Es ist kein Geheimnis, dass interne Duelle im Hamburger Profiboxstall Universum bei Sportlern und Trainern verhasst sind. Der Grund ist klar: Für den Verlierer heißt es häufig, gerade in Zeiten knapper Finanzen, Abschied nehmen.

Hamburg. Am Sonnabend (22.30 Uhr, ZDF live), wenn am Vorabend des Formel-1-Rennens auf dem Nürburgring die neue Ring-Arena mit einem Boxevent der Spitzenklasse eingeweiht wird, steht mit der Mittelgewichts-WM zwischen WBA-Champion Felix Sturm (30, Leverkusen) und seinem Pflichtherausforderer Koren Gevor (30, Hamburg) das nächste Aufeinandertreffen zweier Universum-Sportler an. Und die Stimmung ist hoch explosiv, weil Gevor schwere Vorwürfe gegen seinen Arbeitgeber erhoben hat.

"Ich habe schon lange das Gefühl, dass man mich loswerden will", schimpfte der Europameister in einem Gespräch mit dem Abendblatt. Seine Befürchtung: "Selbst wenn ich Felix klar ausboxe, glaube ich nicht, dass ich den Punktsieg bekommen würde. Ich muss ihn schon ausknocken, um zu gewinnen." Das ZDF habe Sturm ihm immer vorgezogen und viel Geld in sein Zugpferd investiert. Deshalb werde Sturm intern protegiert und bevorteilt. "Ich hatte immer das Gefühl, dass man nicht an mich glaubt. Dabei mache ich gute Kämpfe, die vom Publikum gut angenommen werden", sagt er. Als Antwort auf seine Frage an das Universum-Management, warum das ZDF nicht auf ihn setze, habe man ihm mitgeteilt, er sei kein Deutscher und deshalb nicht interessant.

Gevor fühlt sich zudem von Universum unterbezahlt und benachteiligt. "Für meinen letzten Kampf, als ich mir in Helsinki den EM-Titel geholt habe, habe ich 50 000 Euro bekommen. Davon geht fast die Hälfte für Managerprovisionen und Trainergehalt weg. Vom Rest leben meine Frau, die drei Kinder und ich seit acht Monaten", sagt er. Nur deshalb habe er dem Duell mit Sturm zugestimmt. "Es war der lukrativste Kampf, den ich kriegen konnte.
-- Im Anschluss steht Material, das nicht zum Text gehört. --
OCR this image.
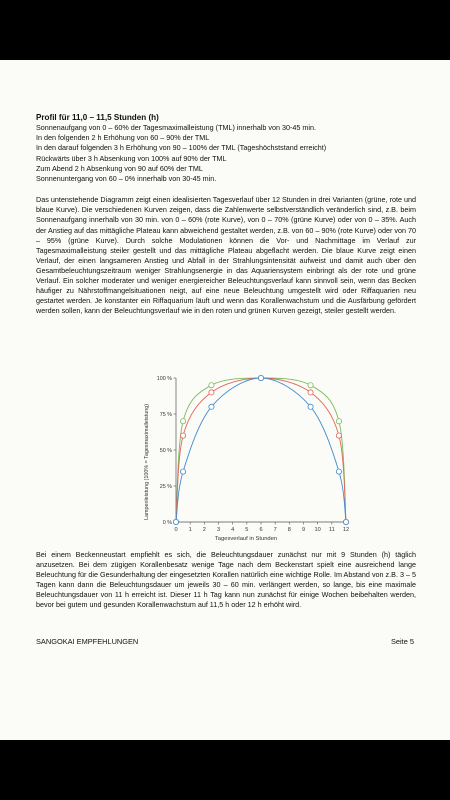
Profil für 11,0 – 11,5 Stunden (h)

Sonnenaufgang von 0 – 60% der Tagesmaximalleistung (TML) innerhalb von 30-45 min.

In den folgenden 2 h Erhöhung von 60 – 90% der TML

In den darauf folgenden 3 h Erhöhung von 90 – 100% der TML (Tageshöchststand erreicht)

Rückwärts über 3 h Absenkung von 100% auf 90% der TML

Zum Abend 2 h Absenkung von 90 auf 60% der TML

Sonnenuntergang von 60 – 0% innerhalb von 30-45 min.

Das untenstehende Diagramm zeigt einen idealisierten Tagesverlauf über 12 Stunden in drei Varianten (grüne, rote und blaue Kurve). Die verschiedenen Kurven zeigen, dass die Zahlenwerte selbstverständlich veränderlich sind, z.B. beim Sonnenaufgang innerhalb von 30 min. von 0 – 60% (rote Kurve), von 0 – 70% (grüne Kurve) oder von 0 – 35%. Auch der Anstieg auf das mittägliche Plateau kann abweichend gestaltet werden, z.B. von 60 – 90% (rote Kurve) oder von 70 – 95% (grüne Kurve). Durch solche Modulationen können die Vor- und Nachmittage im Verlauf zur Tagesmaximalleistung steiler gestellt und das mittägliche Plateau abgeflacht werden. Die blaue Kurve zeigt einen Verlauf, der einen langsameren Anstieg und Abfall in der Strahlungsintensität aufweist und damit auch über den Gesamtbeleuchtungszeitraum weniger Strahlungsenergie in das Aquariensystem einbringt als der rote und grüne Verlauf. Ein solcher moderater und weniger energiereicher Beleuchtungsverlauf kann sinnvoll sein, wenn das Becken häufiger zu Nährstoffmangelsituationen neigt, auf eine neue Beleuchtung umgestellt wird oder Riffaquarien neu gestartet werden. Je konstanter ein Riffaquarium läuft und wenn das Korallenwachstum und die Ausfärbung gefördert werden sollen, kann der Beleuchtungsverlauf wie in den roten und grünen Kurven gezeigt, steiler gestellt werden.

Lampenleistung (100% = Tagesmaximalleistung)
Tagesverlauf in Stunden
0 1 2 3 4 5 6 7 8 9 10 11 12
0 %
25 %
50 %
75 %
100 %

Bei einem Beckenneustart empfiehlt es sich, die Beleuchtungsdauer zunächst nur mit 9 Stunden (h) täglich anzusetzen. Bei dem zügigen Korallenbesatz wenige Tage nach dem Beckenstart spielt eine ausreichend lange Beleuchtung für die Gesunderhaltung der eingesetzten Korallen natürlich eine wichtige Rolle. Im Abstand von z.B. 3 – 5 Tagen kann dann die Beleuchtungsdauer um jeweils 30 – 60 min. verlängert werden, so lange, bis eine maximale Beleuchtungsdauer von 11 h erreicht ist. Dieser 11 h Tag kann nun zunächst für einige Wochen beibehalten werden, bevor bei gutem und gesunden Korallenwachstum auf 11,5 h oder 12 h erhöht wird.

SANGOKAI EMPFEHLUNGEN	Seite 5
Ich muss Geld verdienen, um für die Familie sorgen zu können." Dem Vernehmen nach kassiert Gevor die persönliche Rekordbörse von 175 000 Euro. Die Angebote, die ihm Universum für eine EM-Titelverteidigung gemacht habe, seien schlecht gewesen. "Ich sollte für 50 000 Euro, also das gleiche Geld, was ich in Deutschland bekommen hätte, in England kämpfen. Mit dem Risiko, dort betrogen zu werden. Das wollte ich nicht", sagt er.

Bei Universum-Chef Klaus-Peter Kohl haben die Vorwürfe großes Befremden ausgelöst. "Wenn wir ihn loswerden wollten, hätten wir das schon lange machen können. Das Gegenteil ist aber der Fall", sagt der 65-Jährige. So habe man Gevor schon Ende 2002 nach dessen beiden Niederlagen gegen den Tschechen Lukas Konecny weiter unterstützt. Tatsächlich wurde Gevor nach der Gründung von Universum-Tochter Spotlight in deren Eurosport-Sendekonzept eingebunden, durfte mehrfach als TV-Kämpfer antreten. Im August 2007 verschaffte Universum dem gebürtigen Armenier eine WM-Chance gegen IBF-Weltmeister Arthur Abraham, die er in Runde elf durch einen brutalen Knockout vergab. "Selbst danach haben wir Koren nicht fallen lassen, sondern ihm eine EM-Chance geboten. Jetzt bekommt er die zweite WM-Chance. Da kann von Loswerden keine Rede sein", sagt Kohl.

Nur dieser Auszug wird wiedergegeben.